Eugen patienta quelques secondes derrière Florentina, mais, quand cette dernière ne bougea pas, il partit s'asseoir sur le deuxième fauteuil du salon. Il récupéra le journal coincé sous le bras sans vie de Anja Alieva et se mit à le feuilleter, même s'il ne parlait pas un mot de russe. Florien se contenta de s'adosser au mur le plus proche, telle une gravure de mode française.
Florentina lança un regard démuni en direction d'Esther. Ses cheveux roux tombaient en bataille autour de son visage et sa lèvre inférieure tremblotait. Elle avait tout d'une enfant.
— On ne le fera pas pour toi. C'est le dernier sur la liste. C'est ta cible. (Esther s'interrompit avant d'ajouter, non sans s'en vouloir de mentionner cela.) Pense à ta mère et à ce qu'elle dira si tu rentres au château sans avoir accompli ta mission.
L'adolescente déglutit, mais ces mots semblèrent la convaincre de lever sa baguette. Doucement. Pour la première fois depuis qu'elle était rentrée dans cette maison, Esther remarqua le silence qui y régnait. L'attention de tous les sorciers était concentrée sur ce qui se jouait dans ce salon. Même Eugen avait baissé un pan de son journal pour observer la scène en toute discrétion.
Florentina mit en joue le moldu. Le temps s'étira. Les battements réguliers des aiguilles de leurs montres emplirent leurs oreilles. Puis, un sanglot déchira l'air et l'adolescente abaissa sa baguette.
Florien soupira et, alors même qu'il échangeait un regard lourd de sens avec ses deux amis, la maison se remplit soudainement d'invités indésirables. Des sorts fusèrent et Esther dévia de justesse celui qui lui était lancé. Dans son champ de vision, elle vit Florentina s'écrouler tandis qu'elle repoussait l'Auror le plus proche, un homme aux immenses yeux bleus. Il s'écrasa contre la cheminée dans un craquement d'os lugubre.
— Je ramène Florentina, lança Florien à voix haute en accourant auprès de l'adolescente stupéfixiée.
Une lumière verte accompagna sa disparition. Eugen venait de mettre à terre une sorcière aux longs cheveux blonds. Un troisième sorcier était au pied du canapé, blessé, mais vivant.

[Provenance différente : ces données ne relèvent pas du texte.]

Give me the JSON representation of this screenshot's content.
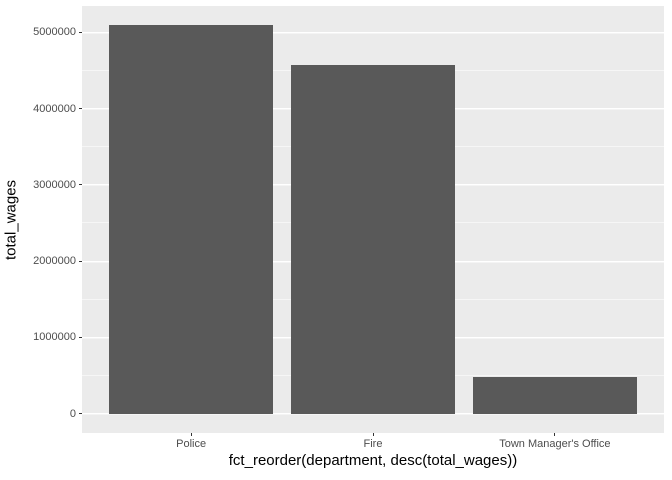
{
  "chart_data": {
    "type": "bar",
    "title": "",
    "categories": [
      "Police",
      "Fire",
      "Town Manager's Office"
    ],
    "values": [
      5090000,
      4570000,
      480000
    ],
    "xlabel": "fct_reorder(department, desc(total_wages))",
    "ylabel": "total_wages",
    "y_ticks": [
      0,
      1000000,
      2000000,
      3000000,
      4000000,
      5000000
    ],
    "y_minor_ticks": [
      500000,
      1500000,
      2500000,
      3500000,
      4500000
    ],
    "ylim": [
      -255000,
      5345000
    ],
    "grid": "on",
    "legend": "none",
    "colors": {
      "bar_fill": "#595959",
      "panel_background": "#EBEBEB",
      "grid_major": "#FFFFFF",
      "axis_text": "#4D4D4D",
      "axis_title": "#000000",
      "tick_mark": "#333333",
      "figure_background": "#FFFFFF"
    }
  }
}
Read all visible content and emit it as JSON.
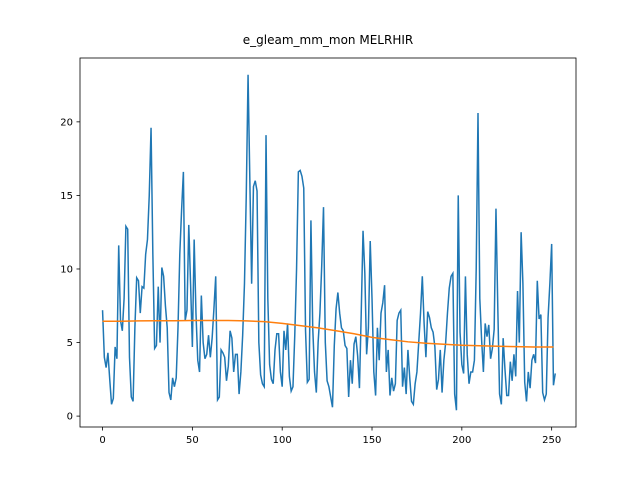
{
  "chart_data": {
    "type": "line",
    "title": "e_gleam_mm_mon MELRHIR",
    "xlim": [
      -12.55,
      263.55
    ],
    "xticks": [
      0,
      50,
      100,
      150,
      200,
      250
    ],
    "ylim": [
      -0.74,
      24.34
    ],
    "yticks": [
      0,
      5,
      10,
      15,
      20
    ],
    "series": [
      {
        "color": "#1f77b4",
        "values": [
          7.2,
          4.0,
          3.3,
          4.3,
          2.5,
          0.8,
          1.2,
          4.7,
          3.9,
          11.6,
          6.5,
          5.8,
          8.0,
          12.9,
          12.7,
          4.0,
          1.3,
          1.0,
          6.0,
          9.4,
          9.2,
          7.0,
          8.8,
          8.7,
          11.0,
          12.0,
          15.0,
          19.6,
          11.0,
          4.6,
          4.8,
          8.8,
          5.0,
          10.1,
          9.5,
          7.5,
          6.0,
          1.6,
          1.1,
          2.6,
          2.0,
          2.6,
          6.0,
          11.0,
          14.0,
          16.6,
          6.5,
          7.2,
          13.0,
          9.0,
          4.7,
          12.0,
          7.0,
          3.8,
          3.0,
          8.2,
          5.0,
          3.9,
          4.2,
          5.5,
          4.0,
          5.3,
          7.3,
          9.5,
          1.1,
          1.3,
          4.5,
          4.3,
          4.0,
          2.4,
          3.4,
          5.8,
          5.3,
          3.0,
          4.2,
          4.2,
          1.5,
          3.0,
          5.5,
          9.0,
          15.0,
          23.2,
          16.0,
          9.0,
          15.6,
          16.0,
          15.3,
          5.0,
          2.8,
          2.2,
          2.0,
          19.1,
          8.0,
          3.5,
          2.5,
          2.2,
          4.5,
          5.6,
          5.6,
          3.0,
          2.0,
          5.8,
          4.5,
          6.3,
          2.7,
          1.7,
          2.0,
          5.5,
          10.0,
          16.6,
          16.7,
          16.3,
          15.5,
          5.8,
          2.3,
          2.5,
          13.3,
          6.0,
          3.0,
          1.6,
          5.0,
          7.0,
          10.2,
          14.2,
          5.0,
          2.4,
          2.0,
          1.3,
          0.6,
          4.8,
          7.3,
          8.4,
          7.0,
          6.0,
          5.8,
          4.8,
          4.6,
          1.3,
          3.8,
          2.2,
          4.9,
          5.4,
          4.1,
          1.9,
          7.0,
          12.6,
          9.7,
          4.2,
          6.0,
          11.9,
          8.0,
          3.0,
          1.4,
          6.0,
          3.8,
          7.0,
          7.7,
          8.9,
          3.0,
          4.5,
          1.4,
          2.6,
          1.7,
          2.2,
          6.5,
          7.0,
          7.2,
          2.0,
          3.3,
          1.5,
          4.5,
          2.6,
          1.0,
          0.8,
          2.2,
          3.0,
          5.0,
          7.0,
          9.5,
          6.3,
          4.0,
          7.1,
          6.7,
          6.0,
          5.7,
          4.7,
          1.8,
          2.5,
          4.5,
          1.6,
          3.8,
          5.0,
          7.0,
          8.7,
          9.5,
          9.7,
          1.5,
          0.4,
          15.0,
          5.7,
          3.5,
          2.9,
          9.5,
          4.2,
          2.2,
          3.0,
          3.0,
          3.8,
          10.0,
          20.6,
          8.0,
          5.2,
          3.0,
          6.3,
          5.4,
          6.2,
          3.9,
          4.6,
          5.9,
          14.1,
          7.5,
          1.5,
          0.8,
          5.3,
          3.2,
          1.4,
          1.4,
          3.7,
          2.4,
          4.2,
          2.7,
          8.5,
          5.0,
          12.5,
          9.0,
          2.3,
          1.0,
          3.0,
          1.9,
          3.8,
          4.2,
          3.6,
          9.2,
          6.6,
          6.9,
          1.6,
          1.1,
          1.5,
          6.7,
          9.0,
          11.7,
          2.1,
          2.9
        ]
      },
      {
        "color": "#ff7f0e",
        "x": [
          0,
          10,
          20,
          30,
          40,
          50,
          60,
          70,
          80,
          90,
          100,
          110,
          120,
          130,
          140,
          150,
          160,
          170,
          180,
          190,
          200,
          210,
          220,
          230,
          240,
          250,
          251
        ],
        "values": [
          6.45,
          6.45,
          6.47,
          6.48,
          6.48,
          6.5,
          6.5,
          6.5,
          6.47,
          6.42,
          6.3,
          6.15,
          6.0,
          5.8,
          5.6,
          5.35,
          5.2,
          5.05,
          4.95,
          4.88,
          4.82,
          4.78,
          4.75,
          4.72,
          4.7,
          4.7,
          4.7
        ]
      }
    ]
  }
}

Sa baguette lui avait volé des mains, mais ses yeux gris ne trahissaient aucune peur. Esther hésita face à ce visage familier. N'était-ce pas l'un des Aurors qui avaient infiltré le discours de Grindelwald à Paris ? Elle leva sa baguette pour l'achever, mais des éclats de voix à l'extérieur de la maison l'interrompit.
— On se replie ! Vite ! Cria Eugen.
— Et Yvan ?
— Les Aurors ont fait le travail pour nous, souffla-t-il avant de transplaner.
Esther aperçut alors le moldu au sol, le crâne en sang, sûrement percuté par un sort croisé durant l'affrontement. Leur mission était terminée. Elle disparut de la demeure alors même que la porte d'entrée s'ouvrait à la volée sur de nouveaux Aurors.